Piedi scalzi come Abebe Bikila, blusa da gendarme come Jimi Hendrix e chioma alla Basquiat.
Così ci appare Benjamin Clementine e questi dettagli rappresentano bene la sua essenza: combattivo, talentuoso, innovativo, poetico e geniale.
La voce di Clementine rientra nella classificazione di tenore spinto e la location del Teatro Regio, scelta per questa occasione da Barezzi Festival, si rivela perfetta.
<<A essere onesto, in realtà non canto>> dice di sé Benjamin <<si tratta semplicemente di esprimere me stesso con suoni diversi di volta in volta, che non riesco a ripetere>>.
E’ regista che mette in scena la storia di sé stesso e il quintetto d’archi che lo accompagna è uno splendido co-protagonista.
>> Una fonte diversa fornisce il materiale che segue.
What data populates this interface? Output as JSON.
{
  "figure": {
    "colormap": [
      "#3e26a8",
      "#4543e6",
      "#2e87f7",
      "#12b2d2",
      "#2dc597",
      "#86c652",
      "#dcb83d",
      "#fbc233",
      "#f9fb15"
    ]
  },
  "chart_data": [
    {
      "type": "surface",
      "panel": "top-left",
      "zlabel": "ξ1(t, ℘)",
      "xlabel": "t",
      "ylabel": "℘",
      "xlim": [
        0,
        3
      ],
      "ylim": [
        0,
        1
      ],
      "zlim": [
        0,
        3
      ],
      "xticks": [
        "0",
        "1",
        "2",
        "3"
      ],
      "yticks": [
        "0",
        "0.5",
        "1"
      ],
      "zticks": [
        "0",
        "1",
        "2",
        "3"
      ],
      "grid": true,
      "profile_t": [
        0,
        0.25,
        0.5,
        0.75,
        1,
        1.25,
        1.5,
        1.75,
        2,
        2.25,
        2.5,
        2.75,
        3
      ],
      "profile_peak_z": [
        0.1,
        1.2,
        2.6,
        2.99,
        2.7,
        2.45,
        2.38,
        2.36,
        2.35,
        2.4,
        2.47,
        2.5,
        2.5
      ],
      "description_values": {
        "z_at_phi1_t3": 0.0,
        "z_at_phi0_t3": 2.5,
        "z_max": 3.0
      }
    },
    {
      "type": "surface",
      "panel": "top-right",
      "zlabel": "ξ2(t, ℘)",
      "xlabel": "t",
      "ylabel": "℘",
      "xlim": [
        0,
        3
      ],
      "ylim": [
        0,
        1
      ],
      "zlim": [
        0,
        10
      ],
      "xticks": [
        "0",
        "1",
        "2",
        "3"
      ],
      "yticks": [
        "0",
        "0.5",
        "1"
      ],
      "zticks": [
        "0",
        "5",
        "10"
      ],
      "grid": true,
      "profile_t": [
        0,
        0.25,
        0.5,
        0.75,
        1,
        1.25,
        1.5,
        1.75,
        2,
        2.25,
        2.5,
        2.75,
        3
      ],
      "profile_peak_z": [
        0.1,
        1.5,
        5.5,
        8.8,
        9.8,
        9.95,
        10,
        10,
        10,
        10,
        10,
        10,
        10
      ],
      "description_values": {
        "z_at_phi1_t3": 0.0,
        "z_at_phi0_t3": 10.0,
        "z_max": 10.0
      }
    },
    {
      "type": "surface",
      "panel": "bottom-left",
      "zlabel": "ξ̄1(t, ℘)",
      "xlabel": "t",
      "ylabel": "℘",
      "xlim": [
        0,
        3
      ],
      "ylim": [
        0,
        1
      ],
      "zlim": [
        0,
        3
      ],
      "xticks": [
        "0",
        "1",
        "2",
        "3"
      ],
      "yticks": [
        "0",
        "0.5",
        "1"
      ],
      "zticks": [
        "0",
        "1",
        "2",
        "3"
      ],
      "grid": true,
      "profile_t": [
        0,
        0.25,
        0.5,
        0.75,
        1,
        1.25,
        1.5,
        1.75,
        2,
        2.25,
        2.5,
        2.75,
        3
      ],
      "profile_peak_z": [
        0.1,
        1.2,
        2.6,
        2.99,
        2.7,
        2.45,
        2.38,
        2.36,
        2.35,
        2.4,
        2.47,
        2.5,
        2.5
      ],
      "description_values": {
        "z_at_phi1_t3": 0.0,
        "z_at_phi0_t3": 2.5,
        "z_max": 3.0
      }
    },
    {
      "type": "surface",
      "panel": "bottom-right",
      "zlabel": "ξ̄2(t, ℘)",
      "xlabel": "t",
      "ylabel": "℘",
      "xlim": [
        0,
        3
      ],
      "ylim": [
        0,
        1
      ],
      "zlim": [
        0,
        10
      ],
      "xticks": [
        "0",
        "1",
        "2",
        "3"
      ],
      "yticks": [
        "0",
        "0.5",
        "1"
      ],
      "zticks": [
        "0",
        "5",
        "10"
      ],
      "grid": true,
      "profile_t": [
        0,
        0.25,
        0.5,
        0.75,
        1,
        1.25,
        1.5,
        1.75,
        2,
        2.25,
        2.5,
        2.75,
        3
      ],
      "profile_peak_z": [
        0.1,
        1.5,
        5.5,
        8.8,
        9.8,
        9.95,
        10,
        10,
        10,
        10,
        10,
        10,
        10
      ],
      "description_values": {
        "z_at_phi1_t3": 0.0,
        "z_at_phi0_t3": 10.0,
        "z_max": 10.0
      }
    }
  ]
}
E’ attore drammatico, pathos e frenesia di nervi tesi sulle corde del pianoforte che solo nel finale si sciolgono in un divertente cameo con il pubblico.
L’artista inglese, che non si può più semplicemente definire “una rivelazione”, ci carica sulle sue spalle e ci porta nelle profondità compositive del suo mondo, in apnea, per poi farci riemergere e ricordarci che “Its a wonderful life”, anche grazie a lui.